On Sunday, officials announced that a police officer at Los Angeles International Airport tested positive. County health officials were working to identify any other officers or employees who may have had prolonged or close contact with the officer. County Health was conducting thorough interviews to determine who else may be at risk, LAX said in a statement.

Two LAX workers have also tested positive for coronavirus. Both checked arriving passengers for signs of the coronavirus and worked at the same quarantine station.

County officials, meanwhile, are planning to use Dockweiler RV Park, an area on the beach just south of LAX, as a coronavirus isolation zone for people who are ordered to quarantine or isolate but are not sick enough to be hospitalized, especially those who are homeless or visiting the area with nowhere else to stay.

The area is under the jurisdiction of Los Angeles County, but on Sunday the nearby city of El Segundo warned the public not to go north of 12505 Vista Del Mar, where the Youth Center and Beach Cafe are located.

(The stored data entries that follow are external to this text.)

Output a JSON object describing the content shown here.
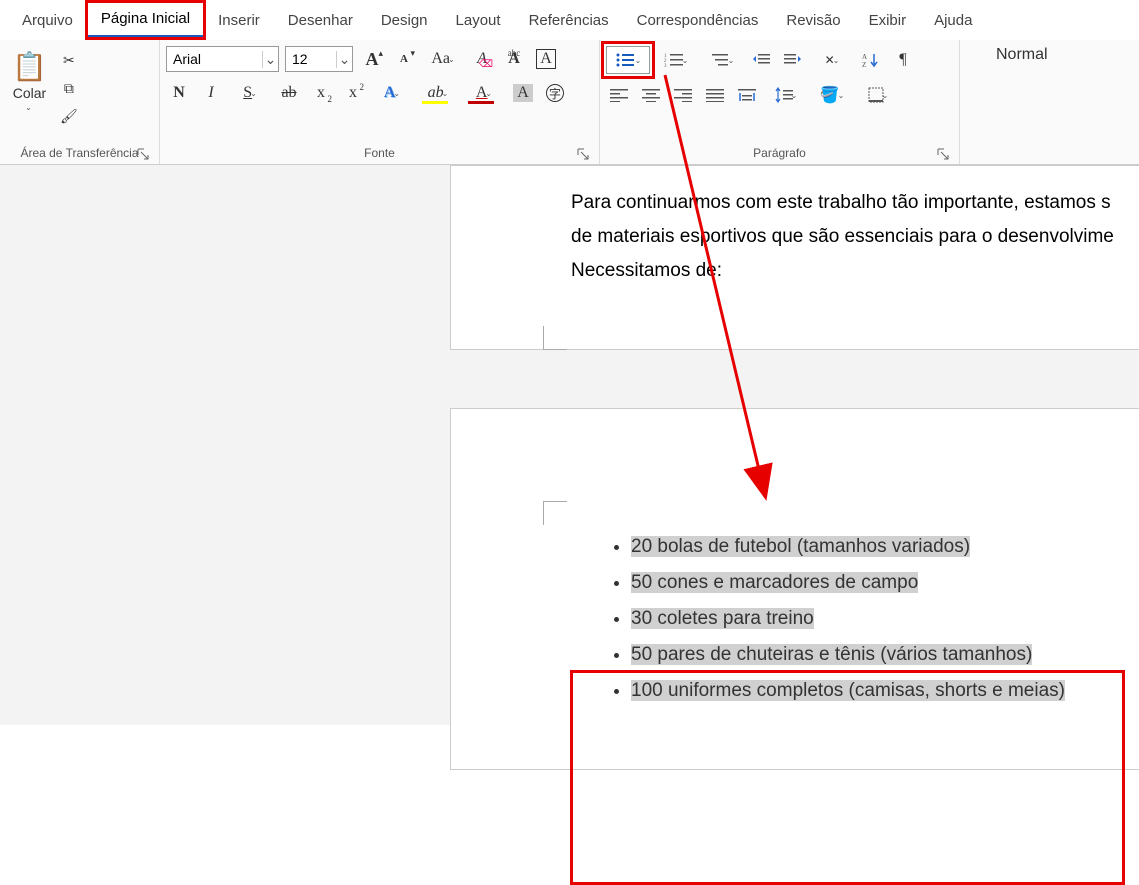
{
  "tabs": {
    "arquivo": "Arquivo",
    "pagina_inicial": "Página Inicial",
    "inserir": "Inserir",
    "desenhar": "Desenhar",
    "design": "Design",
    "layout": "Layout",
    "referencias": "Referências",
    "correspondencias": "Correspondências",
    "revisao": "Revisão",
    "exibir": "Exibir",
    "ajuda": "Ajuda"
  },
  "clipboard": {
    "paste_label": "Colar",
    "group_label": "Área de Transferência"
  },
  "font": {
    "name": "Arial",
    "size": "12",
    "group_label": "Fonte"
  },
  "paragraph": {
    "group_label": "Parágrafo"
  },
  "styles": {
    "normal": "Normal"
  },
  "document": {
    "intro_line1": "Para continuarmos com este trabalho tão importante, estamos s",
    "intro_line2": "de materiais esportivos que são essenciais para o desenvolvime",
    "intro_line3": "Necessitamos de:",
    "list": [
      "20 bolas de futebol (tamanhos variados)",
      "50 cones e marcadores de campo",
      "30 coletes para treino",
      "50 pares de chuteiras e tênis (vários tamanhos)",
      "100 uniformes completos (camisas, shorts e meias)"
    ]
  }
}
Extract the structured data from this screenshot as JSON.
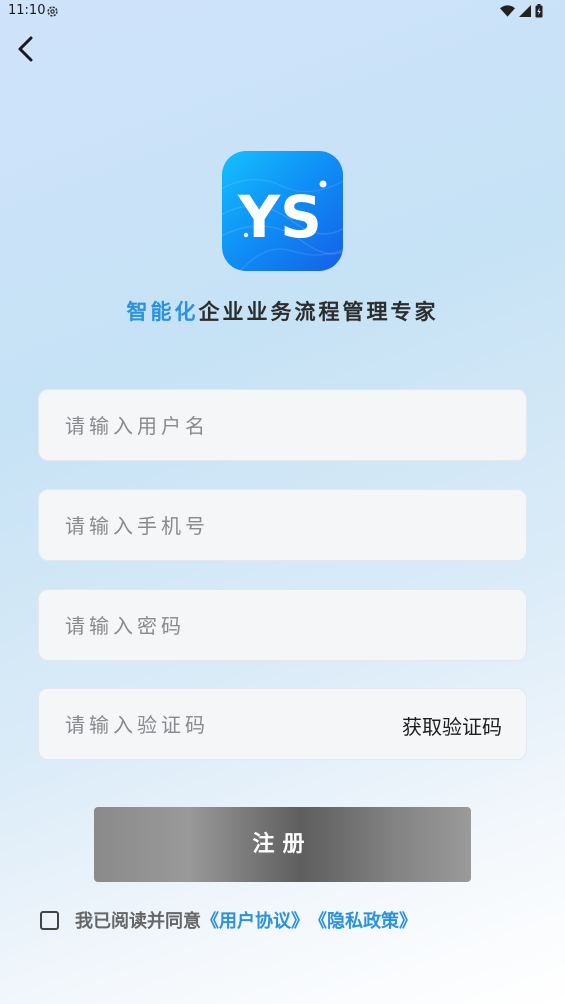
{
  "status_bar": {
    "time": "11:10",
    "icons": [
      "gear-icon",
      "wifi-icon",
      "signal-icon",
      "battery-icon"
    ]
  },
  "header": {
    "back_icon": "chevron-left-icon"
  },
  "logo": {
    "text": "YS",
    "colors": [
      "#14c0ff",
      "#0f8df5",
      "#1560e8"
    ]
  },
  "slogan": {
    "parts": [
      {
        "text": "智能化",
        "color": "#2a93dc"
      },
      {
        "text": "企业业务流程管理专家",
        "color": "#2c2c2c"
      }
    ]
  },
  "form": {
    "username": {
      "placeholder": "请输入用户名",
      "value": ""
    },
    "phone": {
      "placeholder": "请输入手机号",
      "value": ""
    },
    "password": {
      "placeholder": "请输入密码",
      "value": ""
    },
    "code": {
      "placeholder": "请输入验证码",
      "value": ""
    },
    "get_code_label": "获取验证码"
  },
  "register_button": {
    "label": "注册"
  },
  "agreement": {
    "checked": false,
    "text": "我已阅读并同意",
    "user_agreement": "《用户协议》",
    "privacy_policy": "《隐私政策》",
    "link_color": "#2a93dc"
  }
}
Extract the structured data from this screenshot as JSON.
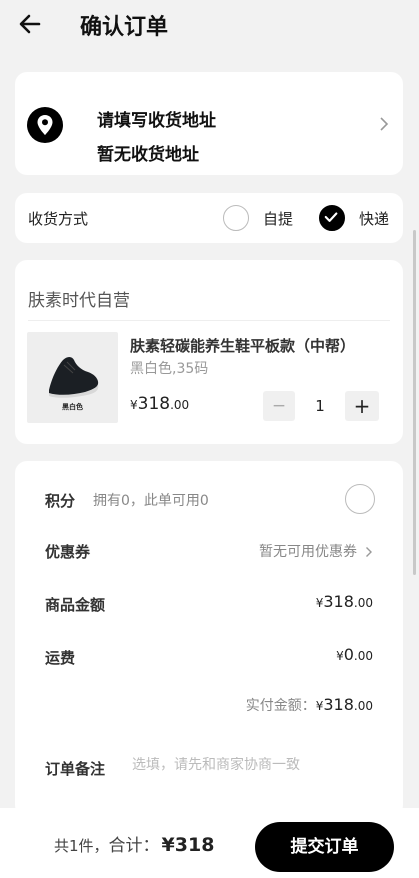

About 25 RVs have been set up, with 25 more being delivered each day and a plan to have all in place by Thursday, according to a bulletin sent to El Segundo city staff.

Beginning Monday, Los Angeles County will close all of its buildings, including libraries and museums because of the coronavirus, Board of Supervisors Chair Kathryn Barger said Sunday. County hospitals and clinics will remain open, she added. It’s not yet known how long the closures will remain in effect.

All criminal and civil trials in Los Angeles County will be suspended for the rest of the month effective Monday due to the coronavirus outbreak, according to an official Los Angeles Police Department memo obtained by CNN.

The order follows a request Friday by Presiding Judge Kevin C. Brazile of the Los Angeles County Superior Court system, who called for a 30-day delay of all new civil jury trials. He also said criminal jury trials should be pushed back by 30 days, in cases where the defendants have agreed to the delay.

The judge made it clear Friday that he did not have the authority to order such measures.